Escola de Comunicações da USP terá professora trans pela 1ª vez: ‘Inversão da lógica do lugar que uma travesti pode ocupar’

Brasil

A professora doutora Dodi Leal foi convidada para lecionar no Programa de Pós-Graduação em Artes Cênicas, da Escola de Comunicações e Artes da USP (ECA), no primeiro semestre de 2023.

A Escola de Comunicações e Artes da Universidade de São Paulo (ECA) terá, pela primeira vez na história, uma docente travesti. A professora doutora Dodi Leal foi convidada para lecionar no Programa de Pós-Graduação em Artes Cênicas no primeiro semestre de 2023.
Doutora em psicologia social pelo Instituto de Psicologia da USP, Dodi ministra agora a disciplina ‘Fabulações Travestis sobre o Fim’, que aborda conceitos teórico-práticos que envolvem “práticas performativas e corporalidades na cena, além de ser baseada em referências de temporalidades nas artes cênicas”.
Além de ser da área acadêmica, Dodi Leal é performer, pesquisadora em Artes Cênicas e iluminadora cênica. Na Universidade Federal do Sul da Bahia, é professora efetiva.
“Lecionar na USP é um marco de reconhecimento do meu trabalho no Sul da Bahia e também na cena artística trans brasileira. Sou a primeira pessoa trans a se efetivar no ensino superior público de artes do mundo, isso sempre foi uma denúncia, porque só agora, e ainda apenas uma”, afirmou Dodi ao g1.
“É preciso que universidades grandes como a USP tenham pessoas trans no seu quadro docente”, disse.
“Para a sociedade, representa uma inversão da lógica do lugar que uma travesti pode ocupar.
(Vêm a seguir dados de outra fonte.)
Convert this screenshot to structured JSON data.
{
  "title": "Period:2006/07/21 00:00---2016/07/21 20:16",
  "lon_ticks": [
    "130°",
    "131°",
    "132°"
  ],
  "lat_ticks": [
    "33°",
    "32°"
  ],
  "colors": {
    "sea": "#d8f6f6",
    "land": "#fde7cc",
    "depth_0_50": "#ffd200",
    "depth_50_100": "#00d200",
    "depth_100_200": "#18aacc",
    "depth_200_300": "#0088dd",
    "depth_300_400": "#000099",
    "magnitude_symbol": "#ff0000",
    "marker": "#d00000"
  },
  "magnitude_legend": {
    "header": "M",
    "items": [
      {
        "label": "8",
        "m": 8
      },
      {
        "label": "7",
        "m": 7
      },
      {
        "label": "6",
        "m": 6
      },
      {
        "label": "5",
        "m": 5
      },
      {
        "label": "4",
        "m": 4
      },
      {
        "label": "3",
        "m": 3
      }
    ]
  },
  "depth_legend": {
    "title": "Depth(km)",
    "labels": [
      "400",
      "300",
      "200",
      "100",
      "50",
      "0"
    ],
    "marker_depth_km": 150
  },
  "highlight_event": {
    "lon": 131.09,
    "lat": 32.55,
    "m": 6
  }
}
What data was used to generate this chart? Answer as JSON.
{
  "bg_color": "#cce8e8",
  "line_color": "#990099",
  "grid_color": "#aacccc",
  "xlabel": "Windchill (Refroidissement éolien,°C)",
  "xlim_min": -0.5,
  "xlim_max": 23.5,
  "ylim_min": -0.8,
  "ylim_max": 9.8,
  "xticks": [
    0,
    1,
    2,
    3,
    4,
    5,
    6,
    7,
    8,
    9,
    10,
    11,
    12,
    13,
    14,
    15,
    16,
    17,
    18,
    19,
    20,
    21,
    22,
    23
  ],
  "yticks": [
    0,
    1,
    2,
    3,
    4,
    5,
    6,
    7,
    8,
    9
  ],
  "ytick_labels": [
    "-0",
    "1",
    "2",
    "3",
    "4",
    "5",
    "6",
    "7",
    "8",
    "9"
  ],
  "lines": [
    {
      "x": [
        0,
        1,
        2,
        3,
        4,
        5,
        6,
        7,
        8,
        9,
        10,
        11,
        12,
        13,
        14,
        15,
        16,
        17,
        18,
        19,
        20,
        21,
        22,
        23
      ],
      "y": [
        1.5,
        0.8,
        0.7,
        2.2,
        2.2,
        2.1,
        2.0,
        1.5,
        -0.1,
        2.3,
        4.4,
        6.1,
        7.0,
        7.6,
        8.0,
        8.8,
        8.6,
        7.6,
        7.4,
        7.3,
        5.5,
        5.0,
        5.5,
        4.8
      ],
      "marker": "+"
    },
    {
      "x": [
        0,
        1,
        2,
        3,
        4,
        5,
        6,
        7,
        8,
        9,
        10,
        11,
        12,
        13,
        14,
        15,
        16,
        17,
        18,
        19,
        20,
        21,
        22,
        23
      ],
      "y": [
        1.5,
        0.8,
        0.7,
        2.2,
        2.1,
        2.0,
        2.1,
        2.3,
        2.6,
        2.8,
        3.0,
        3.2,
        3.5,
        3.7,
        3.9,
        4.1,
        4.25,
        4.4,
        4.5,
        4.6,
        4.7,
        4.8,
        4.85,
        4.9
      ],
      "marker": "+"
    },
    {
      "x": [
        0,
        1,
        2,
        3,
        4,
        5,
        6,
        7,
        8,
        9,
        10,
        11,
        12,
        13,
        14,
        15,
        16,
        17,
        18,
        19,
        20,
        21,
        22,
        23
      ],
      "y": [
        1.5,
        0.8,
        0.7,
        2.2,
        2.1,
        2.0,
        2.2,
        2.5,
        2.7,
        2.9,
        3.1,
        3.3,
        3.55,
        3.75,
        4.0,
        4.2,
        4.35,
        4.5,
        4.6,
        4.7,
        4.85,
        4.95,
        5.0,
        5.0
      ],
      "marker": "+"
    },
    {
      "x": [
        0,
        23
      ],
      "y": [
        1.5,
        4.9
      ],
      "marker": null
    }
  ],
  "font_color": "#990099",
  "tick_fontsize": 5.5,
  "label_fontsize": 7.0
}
Saber que pessoas trans pesquisam artes na pós-graduação, que são docentes de universidades renomadas, criam espetáculos de dança, teatro e performance, tudo isso amplia as perspectivas dos lugares que podemos ocupar”, destacou.

Apesar da importância, a professora disse que não se pode romantizar o contexto em que ela está inserida;
“Assim como as mulheres negras, somos exigidas de atuar em milhares de funções na universidade e ficamos sobrecarregadas. Nos cansar também é um projeto de nos excluir do próprio espaço digno de trabalho”, contou.
Aproveitando o espaço que terá no ambiente acadêmico, ela chamou outras pessoas trans para colaborar com as aulas na USP:
A roteirista Alice Marcone, que dará uma oficina de textualidade no audiovisual; e a artista-educadora Isadora Ravena, com uma oficina de fabilhetações na cena e uma conferência sobre travestilidade ambiental.

Passado, presente e futuro
Há 8 anos, quando cursava o doutorado em psicologia, Dodi teve a oportunidade de ministrar a disciplina de Teatro do Oprimido a convite de seu orientador, Luis Galeão-Silva.
Atualmente, além dela, Gabrielle Weber, da Escola de Engenharia de Lorenao, e Silvana Nascimento, da Faculdade de Filosofia, Letras e Ciências Humanas (FFLCH), também são trans e professoras efetivas da USP.
“Espero que o trabalho de pessoas trans como docentes — da educação popular, como comecei, até o ensino superior — seja cada vez mais reconhecido e, sobretudo, que nossas vidas e produções não sejam cafetinadas e tuteladas. Digo isso porque, infelizmente, apesar de acessarmos cada vez mais espaços, o pensamento e a arte produzida por pessoas trans ainda passa por muitas situações de rebaixamento estético, rebaixamento cognitivo e rebaixamento político”, pontuou.